Gov. Paul LePage’s administration is pushing through a plan to merge the Maine Department of Conservation with the Department of Agriculture. We are concerned that this merger could jeopardize vital programs that provide responsible stewardship of our forests, waterways and wildlife. Resources at the heart of our way of life — including Maine’s state parks, the Land for Maine’s Future program and our public reserved lands –– could be threatened in this merger. That’s why we strongly urge the Legislature to restore the Department of Conservation and the Department of Agriculture as separate entities.

Maine’s natural resources are what make Maine such a special place for those who live here, as well as for those who visit. These special features of the state should be managed by a department that is primarily focused on the stewardship challenges and needs of these resources.

The bill to merge these two departments was rushed through the Legislature last year with many questions left unanswered, including why the merger was being proposed and how it would benefit Maine’s forests, public lands or farms. As lawmakers have sought answers to those questions, it has become increasingly clear that the merger would boost agriculture programs at the expense of conservation programs and shift the focus of all programs in the new department away from stewardship and toward the economic development potential of the resources.

The new department is heavily dominated by a focus on agriculture, even though the general fund budget of the Department of Agriculture was about one-third the size of the Department of Conservation budget. The former commissioner of Maine’s Department of Agriculture was selected to lead the new merged department, and senior leaders of the Department of Conservation have been pushed down in the bureaucracy — reducing their roles in overall management of the department.

By combining the budgets of these two departments into one pot, it becomes easier to divert resources and staff into agriculture promotion and to weaken management of our state parks, public lands and forest health and monitoring efforts.
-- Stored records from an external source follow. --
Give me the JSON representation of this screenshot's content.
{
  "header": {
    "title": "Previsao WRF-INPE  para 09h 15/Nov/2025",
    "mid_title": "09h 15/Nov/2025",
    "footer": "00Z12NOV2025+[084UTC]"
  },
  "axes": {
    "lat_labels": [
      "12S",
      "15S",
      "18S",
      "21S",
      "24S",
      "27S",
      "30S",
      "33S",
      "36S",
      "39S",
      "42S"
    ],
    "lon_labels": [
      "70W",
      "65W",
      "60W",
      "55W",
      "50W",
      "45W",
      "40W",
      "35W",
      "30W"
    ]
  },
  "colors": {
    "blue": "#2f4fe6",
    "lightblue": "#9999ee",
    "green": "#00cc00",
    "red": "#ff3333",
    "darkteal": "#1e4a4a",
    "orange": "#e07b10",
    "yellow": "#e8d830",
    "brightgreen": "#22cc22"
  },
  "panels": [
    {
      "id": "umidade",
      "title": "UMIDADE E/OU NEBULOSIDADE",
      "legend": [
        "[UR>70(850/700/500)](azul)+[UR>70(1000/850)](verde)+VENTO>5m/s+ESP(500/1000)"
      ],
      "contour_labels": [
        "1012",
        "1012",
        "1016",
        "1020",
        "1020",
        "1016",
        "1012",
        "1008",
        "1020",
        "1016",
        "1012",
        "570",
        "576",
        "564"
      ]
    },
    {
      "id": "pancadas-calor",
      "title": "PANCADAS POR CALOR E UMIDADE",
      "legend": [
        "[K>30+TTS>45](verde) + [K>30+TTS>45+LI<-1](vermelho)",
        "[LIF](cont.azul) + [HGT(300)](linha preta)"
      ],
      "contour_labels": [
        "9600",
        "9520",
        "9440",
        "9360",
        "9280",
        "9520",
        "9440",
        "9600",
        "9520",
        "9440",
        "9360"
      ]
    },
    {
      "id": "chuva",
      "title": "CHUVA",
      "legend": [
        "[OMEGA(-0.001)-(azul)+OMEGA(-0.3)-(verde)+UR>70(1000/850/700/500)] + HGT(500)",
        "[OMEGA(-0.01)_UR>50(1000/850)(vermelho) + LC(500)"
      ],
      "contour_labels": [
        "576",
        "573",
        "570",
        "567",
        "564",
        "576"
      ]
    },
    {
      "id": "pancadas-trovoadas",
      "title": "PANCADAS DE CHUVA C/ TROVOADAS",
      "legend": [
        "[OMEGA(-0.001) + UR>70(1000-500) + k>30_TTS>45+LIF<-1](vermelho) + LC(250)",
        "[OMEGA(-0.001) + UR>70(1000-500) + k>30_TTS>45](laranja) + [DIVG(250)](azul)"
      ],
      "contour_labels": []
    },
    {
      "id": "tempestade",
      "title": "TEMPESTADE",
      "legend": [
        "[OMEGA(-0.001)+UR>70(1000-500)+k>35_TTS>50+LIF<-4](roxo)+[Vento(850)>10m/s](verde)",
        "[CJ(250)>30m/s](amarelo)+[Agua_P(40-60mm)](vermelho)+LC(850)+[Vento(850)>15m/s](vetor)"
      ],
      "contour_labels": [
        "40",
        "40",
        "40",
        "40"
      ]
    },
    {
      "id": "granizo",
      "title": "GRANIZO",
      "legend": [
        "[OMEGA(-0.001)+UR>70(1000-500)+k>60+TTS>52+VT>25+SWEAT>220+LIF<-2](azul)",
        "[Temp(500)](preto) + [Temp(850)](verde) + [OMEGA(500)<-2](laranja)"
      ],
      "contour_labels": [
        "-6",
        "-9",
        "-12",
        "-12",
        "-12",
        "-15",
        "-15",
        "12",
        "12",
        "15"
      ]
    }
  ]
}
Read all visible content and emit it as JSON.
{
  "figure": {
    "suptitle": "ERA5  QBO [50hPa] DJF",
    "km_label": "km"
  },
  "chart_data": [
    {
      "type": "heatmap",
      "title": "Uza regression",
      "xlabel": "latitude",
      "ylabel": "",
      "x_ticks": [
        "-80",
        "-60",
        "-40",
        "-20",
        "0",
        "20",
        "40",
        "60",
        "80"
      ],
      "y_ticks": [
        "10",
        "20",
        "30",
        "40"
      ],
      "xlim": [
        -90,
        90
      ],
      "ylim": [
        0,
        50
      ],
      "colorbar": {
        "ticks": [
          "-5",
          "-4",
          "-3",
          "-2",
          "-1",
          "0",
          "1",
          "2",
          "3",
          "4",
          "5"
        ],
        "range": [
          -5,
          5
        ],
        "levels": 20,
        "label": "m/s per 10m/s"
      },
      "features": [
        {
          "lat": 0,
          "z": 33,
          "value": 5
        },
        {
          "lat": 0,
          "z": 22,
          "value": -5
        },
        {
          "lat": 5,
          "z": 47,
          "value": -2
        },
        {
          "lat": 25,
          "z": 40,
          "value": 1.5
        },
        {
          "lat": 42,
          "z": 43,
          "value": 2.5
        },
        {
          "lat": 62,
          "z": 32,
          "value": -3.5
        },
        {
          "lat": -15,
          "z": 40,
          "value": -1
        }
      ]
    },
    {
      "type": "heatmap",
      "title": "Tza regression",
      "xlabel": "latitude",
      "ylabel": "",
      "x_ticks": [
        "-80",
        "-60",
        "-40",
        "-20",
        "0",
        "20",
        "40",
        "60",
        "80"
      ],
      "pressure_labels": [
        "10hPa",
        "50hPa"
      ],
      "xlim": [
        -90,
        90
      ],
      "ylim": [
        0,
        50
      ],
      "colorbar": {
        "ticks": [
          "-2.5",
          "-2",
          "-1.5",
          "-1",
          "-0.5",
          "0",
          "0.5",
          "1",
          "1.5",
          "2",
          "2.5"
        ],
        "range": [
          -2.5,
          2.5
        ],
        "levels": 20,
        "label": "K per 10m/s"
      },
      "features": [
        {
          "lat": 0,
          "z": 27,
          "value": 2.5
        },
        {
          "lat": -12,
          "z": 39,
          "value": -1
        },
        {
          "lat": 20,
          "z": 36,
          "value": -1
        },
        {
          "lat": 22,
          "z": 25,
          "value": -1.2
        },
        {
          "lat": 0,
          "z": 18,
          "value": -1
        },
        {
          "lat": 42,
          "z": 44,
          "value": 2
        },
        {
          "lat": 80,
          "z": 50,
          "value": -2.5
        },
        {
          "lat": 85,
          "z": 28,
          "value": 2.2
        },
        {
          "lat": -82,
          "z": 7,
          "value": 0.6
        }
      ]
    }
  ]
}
The Department of Conservation has already seen its budget cut repeatedly over the past 20 years. This is not the time to shift funding and staff away from managing the natural resources that play such an important role in defining who we are as a state.

The most pressing concern about the merger is that economic considerations may become the driving purpose of natural resource management in Maine, at the expense of the diverse and, in many cases, noneconomic values of these resources. Language in LD 837, “An Act to Clarify the Laws Establishing the Department of Agriculture, Conservation and Forestry,” declares that the “mission of the Department is to serve as steward of Maine’s natural resource economy.” This is a distinct change from the previous Department of Conservation’s mission, which was to preserve, protect and enhance the land resources of the state of Maine. The mission was not to turn those resources into money.
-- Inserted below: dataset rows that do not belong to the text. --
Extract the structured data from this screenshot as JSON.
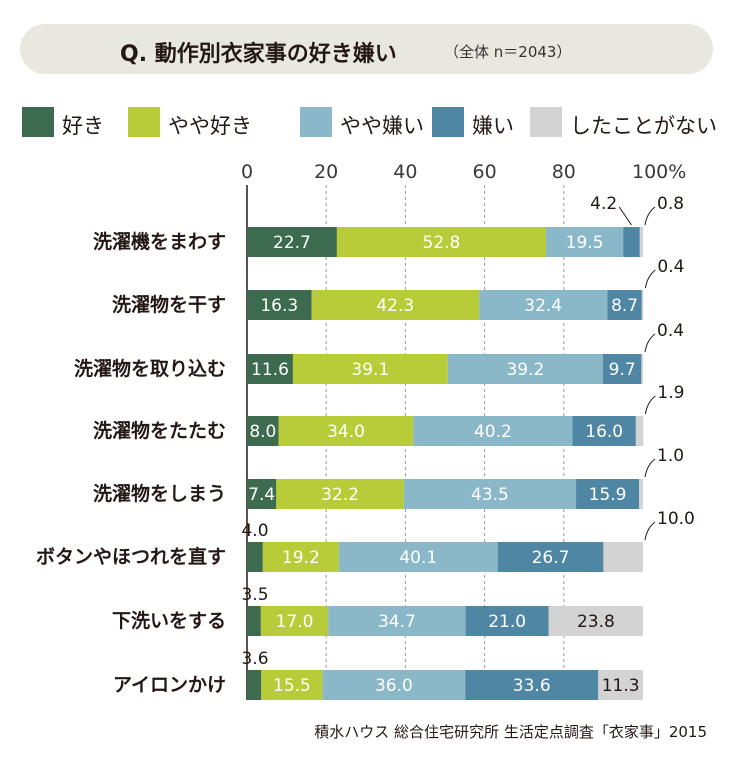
{
  "title": {
    "main": "Q. 動作別衣家事の好き嫌い",
    "sub": "（全体 n＝2043）"
  },
  "colors": {
    "like": "#3d6b4f",
    "somewhat_like": "#b8cc3a",
    "somewhat_dislike": "#8ab8c8",
    "dislike": "#4f86a4",
    "never": "#d3d3d3"
  },
  "legend": [
    {
      "label": "好き",
      "color": "#3d6b4f"
    },
    {
      "label": "やや好き",
      "color": "#b8cc3a"
    },
    {
      "label": "やや嫌い",
      "color": "#8ab8c8"
    },
    {
      "label": "嫌い",
      "color": "#4f86a4"
    },
    {
      "label": "したことがない",
      "color": "#d3d3d3"
    }
  ],
  "chart_data": {
    "type": "bar",
    "orientation": "horizontal",
    "stacked": true,
    "x_ticks": [
      "0",
      "20",
      "40",
      "60",
      "80",
      "100%"
    ],
    "xlim": [
      0,
      100
    ],
    "grid": "dashed vertical",
    "legend_placement": "top",
    "categories": [
      "洗濯機をまわす",
      "洗濯物を干す",
      "洗濯物を取り込む",
      "洗濯物をたたむ",
      "洗濯物をしまう",
      "ボタンやほつれを直す",
      "下洗いをする",
      "アイロンかけ"
    ],
    "series": [
      {
        "name": "好き",
        "values": [
          22.7,
          16.3,
          11.6,
          8.0,
          7.4,
          4.0,
          3.5,
          3.6
        ]
      },
      {
        "name": "やや好き",
        "values": [
          52.8,
          42.3,
          39.1,
          34.0,
          32.2,
          19.2,
          17.0,
          15.5
        ]
      },
      {
        "name": "やや嫌い",
        "values": [
          19.5,
          32.4,
          39.2,
          40.2,
          43.5,
          40.1,
          34.7,
          36.0
        ]
      },
      {
        "name": "嫌い",
        "values": [
          4.2,
          8.7,
          9.7,
          16.0,
          15.9,
          26.7,
          21.0,
          33.6
        ]
      },
      {
        "name": "したことがない",
        "values": [
          0.8,
          0.4,
          0.4,
          1.9,
          1.0,
          10.0,
          23.8,
          11.3
        ]
      }
    ],
    "labels": [
      [
        "22.7",
        "52.8",
        "19.5",
        "4.2",
        "0.8"
      ],
      [
        "16.3",
        "42.3",
        "32.4",
        "8.7",
        "0.4"
      ],
      [
        "11.6",
        "39.1",
        "39.2",
        "9.7",
        "0.4"
      ],
      [
        "8.0",
        "34.0",
        "40.2",
        "16.0",
        "1.9"
      ],
      [
        "7.4",
        "32.2",
        "43.5",
        "15.9",
        "1.0"
      ],
      [
        "4.0",
        "19.2",
        "40.1",
        "26.7",
        "10.0"
      ],
      [
        "3.5",
        "17.0",
        "34.7",
        "21.0",
        "23.8"
      ],
      [
        "3.6",
        "15.5",
        "36.0",
        "33.6",
        "11.3"
      ]
    ]
  },
  "source": "積水ハウス 総合住宅研究所 生活定点調査「衣家事」2015"
}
While we believe that proper management of our natural resources contributes to Maine’s economy, we also believe that resources like lakes, functioning ecosystems and wildlife cannot be managed like commodities. They need to be managed as natural systems that put the resource first.

The economics-first thinking is more appropriate for our agriculture promotion programs, which play an important role in boosting the output from Maine farmlands. But it is wrong to treat our conservation lands and state parks, our wildlife and ecological resources and our extensive forestlands as if they were no different than a bushel of potatoes, crate of blueberries or crop of wheat.

Although agriculture is a vital part of Maine’s economy, our natural resources — lakes, rivers, forests, coasts, mountains, fish and wildlife — are the foundations of our natural resource-based industries and nature-based tourism. Sustaining those resources is a different task than conducting on-site inspections of agricultural facilities, establishing and enforcing milk prices and overseeing harness racing, which are conducted by our state agriculture personnel.

The departmental merger bill passed last year included a provision to dissolve the merger if it failed to come together in a fashion that was coherent, integrated and beneficial to Maine. The administration is now attempting to eliminate that “sunset” provision.

The merger was not well planned, and could undermine important conservation programs that are the backbone of our natural heritage and natural resource economy. We believe it is time for lawmakers to stop the ill-conceived and harmful merger of Maine’s Department of Conservation and Maine’s Department of Agriculture.

Lisa Pohlmann is executive director of the Natural Resources Council of Maine and Ted Koffman is executive director of the Maine Audubon.